La scelta di sostenere l’adesione ucraina non è un “regalo” che si promette all’Ucraina. Non è neppure, soltanto, un doveroso riconoscimento del valore dimostrato dalla sua leadership e dal suo popolo alla comune battaglia per la difesa della sicurezza europea e di quei valori la cui affermazione costituisce la premessa necessaria e indispensabile per la sopravvivenza stessa dell’Unione e della realtà di uno spazio comune libero dai conflitti, che ha costituito l’enorme discontinuità tra la storia millenaria del continente e il secondo dopoguerra. L’immagine dei leader europei in abito blu e del presidente Zelensky in tenuta mimetica lo rappresentava in maniera iconica. È l’aggressione russa che cerca di far precipitare l’intera Europa in un passato di sopraffazione militare e guerra inter-statale, ed è la resistenza ucraina a rappresentare il baluardo contro questa prospettiva.

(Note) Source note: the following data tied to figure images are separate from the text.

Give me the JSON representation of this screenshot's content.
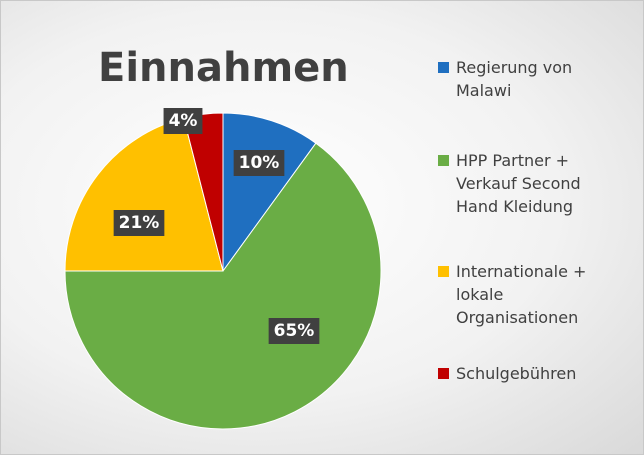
{
  "chart_data": {
    "type": "pie",
    "title": "Einnahmen",
    "categories": [
      "Regierung von Malawi",
      "HPP Partner + Verkauf Second Hand Kleidung",
      "Internationale + lokale Organisationen",
      "Schulgebühren"
    ],
    "values": [
      10,
      65,
      21,
      4
    ],
    "value_labels": [
      "10%",
      "65%",
      "21%",
      "4%"
    ],
    "colors": [
      "#1f6fc0",
      "#6aad45",
      "#ffc000",
      "#c00000"
    ],
    "legend": "right"
  }
}
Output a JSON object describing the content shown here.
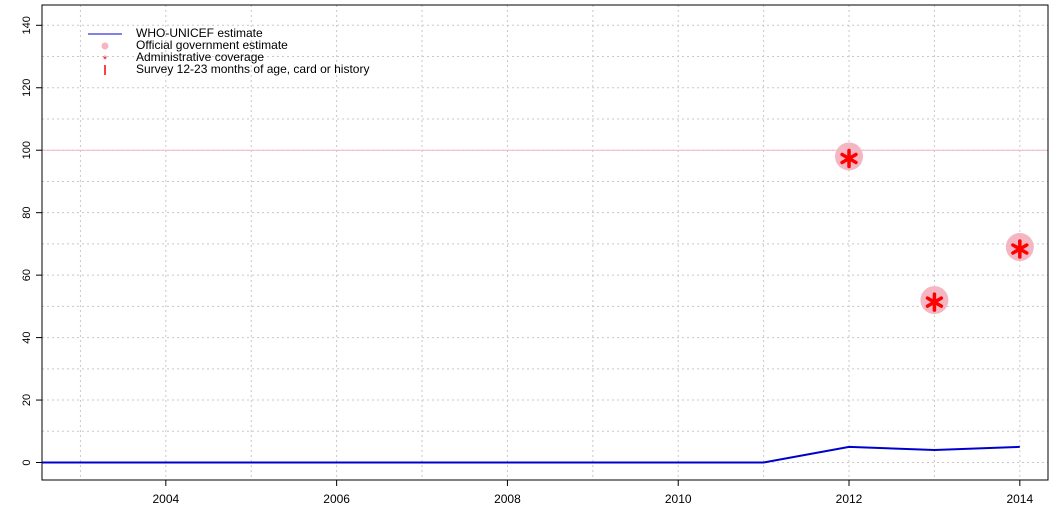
{
  "chart_data": {
    "type": "line",
    "x": [
      2002,
      2003,
      2004,
      2005,
      2006,
      2007,
      2008,
      2009,
      2010,
      2011,
      2012,
      2013,
      2014
    ],
    "series": [
      {
        "name": "WHO-UNICEF estimate",
        "color": "#0000cc",
        "kind": "line",
        "x": [
          2002,
          2003,
          2004,
          2005,
          2006,
          2007,
          2008,
          2009,
          2010,
          2011,
          2012,
          2013,
          2014
        ],
        "values": [
          0,
          0,
          0,
          0,
          0,
          0,
          0,
          0,
          0,
          0,
          5,
          4,
          5
        ]
      },
      {
        "name": "Official government estimate",
        "color": "#f4b6c2",
        "kind": "circle",
        "x": [
          2012,
          2013,
          2014
        ],
        "values": [
          98,
          52,
          69
        ]
      },
      {
        "name": "Administrative coverage",
        "color": "#ff0000",
        "kind": "star",
        "x": [
          2012,
          2013,
          2014
        ],
        "values": [
          98,
          52,
          69
        ]
      },
      {
        "name": "Survey 12-23 months of age, card or history",
        "color": "#ff0000",
        "kind": "bar",
        "x": [],
        "values": []
      }
    ],
    "reference_line": {
      "value": 100,
      "color": "#f4b6c2"
    },
    "xlim": [
      2002.55,
      2014.33
    ],
    "xticks": [
      2004,
      2006,
      2008,
      2010,
      2012,
      2014
    ],
    "xgrid": [
      2003,
      2004,
      2005,
      2006,
      2007,
      2008,
      2009,
      2010,
      2011,
      2012,
      2013,
      2014
    ],
    "ylim": [
      -5.6,
      146.5
    ],
    "yticks": [
      0,
      20,
      40,
      60,
      80,
      100,
      120,
      140
    ],
    "ygrid": [
      0,
      10,
      20,
      30,
      40,
      50,
      60,
      70,
      80,
      90,
      100,
      110,
      120,
      130,
      140
    ],
    "grid": true,
    "legend": "top-left"
  }
}
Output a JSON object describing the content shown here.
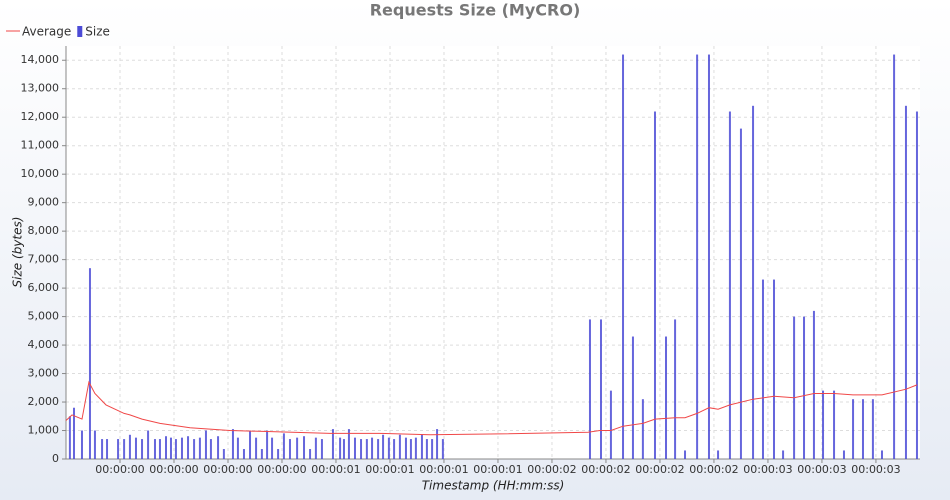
{
  "chart_data": {
    "type": "combo",
    "title": "Requests Size (MyCRO)",
    "x_label": "Timestamp (HH:mm:ss)",
    "y_label": "Size (bytes)",
    "xlim": [
      -250,
      3704
    ],
    "xticks": [
      {
        "value": 0,
        "label": "00:00:00"
      },
      {
        "value": 250,
        "label": "00:00:00"
      },
      {
        "value": 500,
        "label": "00:00:00"
      },
      {
        "value": 750,
        "label": "00:00:00"
      },
      {
        "value": 1000,
        "label": "00:00:01"
      },
      {
        "value": 1250,
        "label": "00:00:01"
      },
      {
        "value": 1500,
        "label": "00:00:01"
      },
      {
        "value": 1750,
        "label": "00:00:01"
      },
      {
        "value": 2000,
        "label": "00:00:02"
      },
      {
        "value": 2250,
        "label": "00:00:02"
      },
      {
        "value": 2500,
        "label": "00:00:02"
      },
      {
        "value": 2750,
        "label": "00:00:02"
      },
      {
        "value": 3000,
        "label": "00:00:03"
      },
      {
        "value": 3250,
        "label": "00:00:03"
      },
      {
        "value": 3500,
        "label": "00:00:03"
      }
    ],
    "ylim": [
      0,
      14500
    ],
    "yticks": [
      0,
      {
        "value": 1000,
        "label": "1,000"
      },
      {
        "value": 2000,
        "label": "2,000"
      },
      {
        "value": 3000,
        "label": "3,000"
      },
      {
        "value": 4000,
        "label": "4,000"
      },
      {
        "value": 5000,
        "label": "5,000"
      },
      {
        "value": 6000,
        "label": "6,000"
      },
      {
        "value": 7000,
        "label": "7,000"
      },
      {
        "value": 8000,
        "label": "8,000"
      },
      {
        "value": 9000,
        "label": "9,000"
      },
      {
        "value": 10000,
        "label": "10,000"
      },
      {
        "value": 11000,
        "label": "11,000"
      },
      {
        "value": 12000,
        "label": "12,000"
      },
      {
        "value": 13000,
        "label": "13,000"
      },
      {
        "value": 14000,
        "label": "14,000"
      }
    ],
    "grid": true,
    "series": [
      {
        "name": "Average",
        "type": "line",
        "color": "#f04848",
        "x": [
          -250,
          -222,
          -176,
          -144,
          -116,
          -65,
          19,
          46,
          102,
          185,
          324,
          509,
          741,
          972,
          1204,
          1435,
          1759,
          2167,
          2222,
          2273,
          2329,
          2421,
          2477,
          2570,
          2616,
          2672,
          2727,
          2769,
          2824,
          2931,
          3028,
          3121,
          3213,
          3306,
          3394,
          3528,
          3639,
          3690
        ],
        "values": [
          1350,
          1550,
          1400,
          2700,
          2300,
          1900,
          1600,
          1550,
          1400,
          1250,
          1100,
          1000,
          950,
          900,
          900,
          850,
          880,
          940,
          1000,
          1000,
          1150,
          1250,
          1400,
          1450,
          1450,
          1600,
          1800,
          1750,
          1900,
          2100,
          2200,
          2150,
          2300,
          2300,
          2250,
          2250,
          2450,
          2600
        ]
      },
      {
        "name": "Size",
        "type": "bar",
        "color": "#4b4bd6",
        "x": [
          -232,
          -213,
          -176,
          -139,
          -116,
          -83,
          -60,
          -9,
          19,
          46,
          74,
          102,
          130,
          162,
          185,
          213,
          236,
          259,
          287,
          315,
          343,
          370,
          398,
          421,
          454,
          481,
          523,
          546,
          574,
          602,
          630,
          657,
          681,
          704,
          732,
          759,
          787,
          820,
          852,
          880,
          907,
          935,
          986,
          1019,
          1037,
          1060,
          1088,
          1116,
          1143,
          1167,
          1195,
          1218,
          1245,
          1269,
          1296,
          1324,
          1347,
          1370,
          1398,
          1421,
          1445,
          1468,
          1495,
          2176,
          2227,
          2273,
          2329,
          2375,
          2421,
          2477,
          2528,
          2570,
          2616,
          2672,
          2727,
          2769,
          2824,
          2875,
          2931,
          2977,
          3028,
          3070,
          3121,
          3167,
          3213,
          3255,
          3306,
          3352,
          3394,
          3440,
          3486,
          3528,
          3584,
          3639,
          3690
        ],
        "values": [
          1500,
          1800,
          1000,
          6700,
          1000,
          700,
          700,
          700,
          700,
          850,
          750,
          700,
          1000,
          700,
          700,
          800,
          750,
          700,
          750,
          800,
          700,
          750,
          1000,
          700,
          800,
          350,
          1050,
          750,
          350,
          1000,
          750,
          350,
          1000,
          750,
          350,
          900,
          700,
          750,
          800,
          350,
          750,
          700,
          1050,
          750,
          700,
          1050,
          750,
          700,
          700,
          750,
          700,
          850,
          750,
          700,
          850,
          750,
          700,
          750,
          850,
          700,
          700,
          1050,
          700,
          4900,
          4900,
          2400,
          14200,
          4300,
          2100,
          12200,
          4300,
          4900,
          300,
          14200,
          14200,
          300,
          12200,
          11600,
          12400,
          6300,
          6300,
          300,
          5000,
          5000,
          5200,
          2400,
          2400,
          300,
          2100,
          2100,
          2100,
          300,
          14200,
          12400,
          12200
        ]
      }
    ]
  }
}
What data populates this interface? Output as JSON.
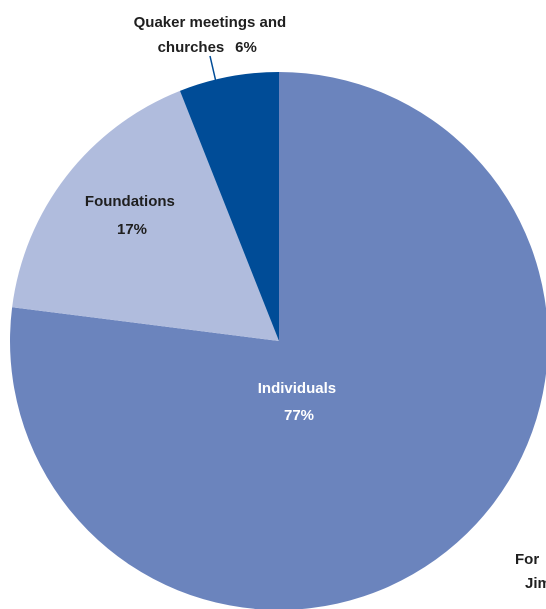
{
  "chart_data": {
    "type": "pie",
    "start_angle_deg": 0,
    "direction": "clockwise",
    "slices": [
      {
        "id": "individuals",
        "label": "Individuals",
        "value": 77,
        "value_label": "77%",
        "color": "#6b84bd",
        "label_color": "#ffffff"
      },
      {
        "id": "foundations",
        "label": "Foundations",
        "value": 17,
        "value_label": "17%",
        "color": "#b0bcdd",
        "label_color": "#1f1f1f"
      },
      {
        "id": "quaker",
        "label_line1": "Quaker meetings and",
        "label_line2": "churches",
        "value": 6,
        "value_label": "6%",
        "color": "#004c97",
        "label_color": "#1f1f1f"
      }
    ],
    "legend": "none"
  },
  "edge_text": {
    "line1": "For",
    "line2": "Jim"
  }
}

La decisione di accogliere quanto prima Ucraina (e Moldavia) nella famiglia europea, che è fatta di condivisione di un futuro e non di reminiscenze di un passato, va inquadrata anche nel segno della ferita che la guerra di Putin infligge sia al processo di globalizzazione sia alle speranze di una convergenza all’insegna della convivenza e dell’integrazione tra democrazie e autocrazie (le due cose sono distinte e non coincidenti).

L’autonomia strategica che dovrà garantire su nuove basi la sicurezza dell’Unione non è fatta solo di energia, difesa, capacità manifatturiere e tecnologiche, ma anche di una maggiore sicurezza alimentare. L’Europa non può contare solo sul “polmone agricolo francese”, ma ha bisogno di integrare al suo interno il granaio ucraino. La tanto denigrata politica agricola comune dei prossimi anni diventerà sempre più importante, ma non nella direzione di consentire una risicata competitività commerciale globale delle derrate agricole europee o della protezione di un settore agricolo sempre più residuale. Si tratta invece di essere in grado di affrontare le minacce provenienti da un confine orientale che resterà insidioso anche dopo la conclusione della guerra, dove le minacce continueranno a essere portate anche sul piano alimentare, oltre che su quello militare ed energetico. Abbiamo bisogno di un’Europa più “verde” anche in termini agricoli, non solo ambientali e questo è un processo che passa sia dalla valorizzazione delle terre coltivabili già presenti nell’Unione sia dal loro incremento. Se proviamo a vederla così, è più facile capire quanto sia in gioco sui campi di battaglia del Donbas e come la “nuova battaglia del grano” non finirà con questa guerra, ma si apre con la fine di questa guerra.